Avete caldo adesso a Milano? Non lamentatevi. Nel 2045 la temperatura sarà molto più sgradevole e non solo. Sarete invasi dalle zanzare, anche perché i Navigli saranno stati scoperchiati. Vi muoverete in masse ondeggianti e agglutinate di gente senza nerbo né obiettivi e, se vi sarà andata bene, disporrete di un permesso d’ingresso, altrimenti vi fermeranno prima di arrivare in città, magari facendovi stazionare al campo di Pioltello, dove la parola profugo è un complimento.
Anelerete a trovare ospitalità nelle chiese, ultimo estremo avamposto. Dovrete esibire la vostra identità su tablet, il vostro prossimo biglietto da visita. Mangerete vermi fritti alle food-bikes per strada. Sarete costantemente controllati dai droni segnalatori. E se vi verranno strani pensieri di evasione, avrete a disposizione solo i divertimenti fluo del Notturno di Linate, un tempo aeroporto, ora sottospecie dei quartieri loschi di Bangkok.
Però potrebbe andarvi meglio, e quindi vivreste nel parco urbano dello Scalo farini, quartiere un po’ parvenu di arricchiti o financo al Torracchione Velasca, come Renato Valsecchi, imprenditore illuminato che frequenta e finanzia movimenti e fondazioni a favore degli ultimi, ma non disdegna piaceri estremi come una cena a base di fugu, il velenosissimo pesce palla da cui solo pochi eletti sanno trarre un sashimi commestibile.
Lui no, evidentemente, tanto che ci lascia la pelle.
Oppure è stato ucciso.
Questo è il quesito sottoposto al commissario capo Alberto de Santa, appena rientrato da un confino (peraltro graditissimo) a Pieve di Cadore, che si muoverà tra la Chiesa dell’Apocalisse e le sue strane badesse, tra gli amici del passato – come Salim Barthez, oggi indiscusso leader carismatico erede di quel Gulliver Sacco trucidato nel corso di passati disordini – e altri personaggi in bilico tra un’esistenza attuale (più o meno dis-agiata) e un imminente “qualcosa” di cui alcuni sono in preparazione ed altri nell’incoscienza del non prevederlo.
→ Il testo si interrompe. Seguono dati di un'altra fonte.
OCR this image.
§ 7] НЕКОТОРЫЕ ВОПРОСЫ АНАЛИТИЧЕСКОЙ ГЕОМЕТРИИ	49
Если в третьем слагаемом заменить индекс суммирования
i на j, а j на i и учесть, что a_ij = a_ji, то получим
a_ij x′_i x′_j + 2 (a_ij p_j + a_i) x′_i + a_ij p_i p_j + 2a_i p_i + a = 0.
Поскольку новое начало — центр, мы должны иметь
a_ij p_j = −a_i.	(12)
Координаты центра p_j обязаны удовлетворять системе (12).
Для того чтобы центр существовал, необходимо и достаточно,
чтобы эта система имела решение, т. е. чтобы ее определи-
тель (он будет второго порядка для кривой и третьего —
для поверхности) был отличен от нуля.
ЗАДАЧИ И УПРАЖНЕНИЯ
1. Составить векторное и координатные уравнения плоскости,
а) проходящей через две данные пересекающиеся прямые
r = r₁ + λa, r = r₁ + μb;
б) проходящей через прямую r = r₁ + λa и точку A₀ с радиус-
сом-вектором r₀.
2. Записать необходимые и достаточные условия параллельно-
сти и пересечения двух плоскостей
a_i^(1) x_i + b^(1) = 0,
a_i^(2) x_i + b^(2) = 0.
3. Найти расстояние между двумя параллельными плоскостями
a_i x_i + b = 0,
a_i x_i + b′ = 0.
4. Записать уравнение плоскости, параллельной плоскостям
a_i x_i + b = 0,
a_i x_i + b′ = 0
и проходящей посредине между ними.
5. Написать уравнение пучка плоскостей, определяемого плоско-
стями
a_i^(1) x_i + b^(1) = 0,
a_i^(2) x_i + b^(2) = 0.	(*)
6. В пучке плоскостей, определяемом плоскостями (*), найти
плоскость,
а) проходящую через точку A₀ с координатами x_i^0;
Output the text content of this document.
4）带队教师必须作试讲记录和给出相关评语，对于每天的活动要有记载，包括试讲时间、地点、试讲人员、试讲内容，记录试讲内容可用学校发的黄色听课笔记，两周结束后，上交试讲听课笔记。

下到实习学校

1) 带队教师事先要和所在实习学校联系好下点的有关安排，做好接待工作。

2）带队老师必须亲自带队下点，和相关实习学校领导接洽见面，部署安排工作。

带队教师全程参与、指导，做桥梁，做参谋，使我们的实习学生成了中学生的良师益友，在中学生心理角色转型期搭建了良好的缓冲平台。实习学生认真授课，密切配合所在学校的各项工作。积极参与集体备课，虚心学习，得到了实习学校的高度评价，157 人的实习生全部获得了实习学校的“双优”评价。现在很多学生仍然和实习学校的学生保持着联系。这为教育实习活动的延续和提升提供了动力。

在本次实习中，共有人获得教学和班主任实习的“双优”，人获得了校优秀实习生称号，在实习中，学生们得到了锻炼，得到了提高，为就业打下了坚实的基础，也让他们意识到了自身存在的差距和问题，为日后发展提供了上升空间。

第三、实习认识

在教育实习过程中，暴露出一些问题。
Questo romanzo è stato definito distopico, ma al suo autore l’attributo va stretto. E ha ragione, perché Michele ha fatto di più che immaginare un futuro dove gli aspetti negativi del nostro presente saranno ingigantiti. Si è sicuramente lasciato indulgere in oroscopi geopolitici della porta accanto, come lo scoppio di rivolte razziste contro i cinesi in Paolo Sarpi, i sudamericani tra viale Padova e Cimiano o i magrebini in Maciachini, e ha giustamente rimbrottato come dalle epidemie del 2020/21 e dalla guerra regionale in Ucraina non noi abbiamo tratto alcunché di propositivo (“vivevamo in una bolla, sapevamo di correre verso il baratro e facevamo finta di niente”, scrive) ma ha soprattutto fatto rivivere quella parte del vivere associati che ritiene morta, rassegnata, indifferente: la lotta, la critica, la reazione.
Quando è venuto a trovarci a Risolto Giallo, Michele Turazzi si è dichiarato contentissimo di venir ospitato da una trasmissione che predilige e studia il genere, perché il suo Prima della Rivolta è anzitutto questo, un giallo: c’è un omicidio, una detection, un investigatore. Che poi lo sfondo sia anomalo, come appena anticipato, è questione di fondale. Che sia riuscito a ricreare atmosfere a cavallo tra i galoppanti e plumbei anni ’70 e le allucinate visioni di un futuro così punitivo nei confronti dell’essere umano, è questione di abilità narrativa.
Ma questo romanzo non è davvero distopico, se con questo termine intendiamo l’immaginario futuro totalmente negativo, perché in Prima della rivolta c’è molto meno individualismo che nel nostro oggi, c’è tutto un aspetto sociale in ebollizione, che dà conto delle diversificazioni ma vuole riconquistare gli spazi e spartirli sottraendoli alla gentrificazione per strati sociali che li ha appiattiti. Tra le pagine di Michele ci sono cortei, manifestazioni, volantinaggi, riunioni carbonare incastonate in un avvincente noir d’anticipazione, ci sono metodi di indagine classici (interrogatori, pedinamenti) in un contesto futuristico, ci sono sentimenti fortissimi di appartenenza e di amicizia in un mondo dove l’affettività è relegata.
Si chiama speculative fiction, quello che scrive Michele Turazzi, ed è uno dei pochissimi. “Parole riempite di elio e rivestite di piombo”. Da non perdere. Se volete scendere un po’ dalla vs cadrega e camminare avanti. Per tornare a veder immagini che “assomiglino a facce e non ad ammassi di pixel”.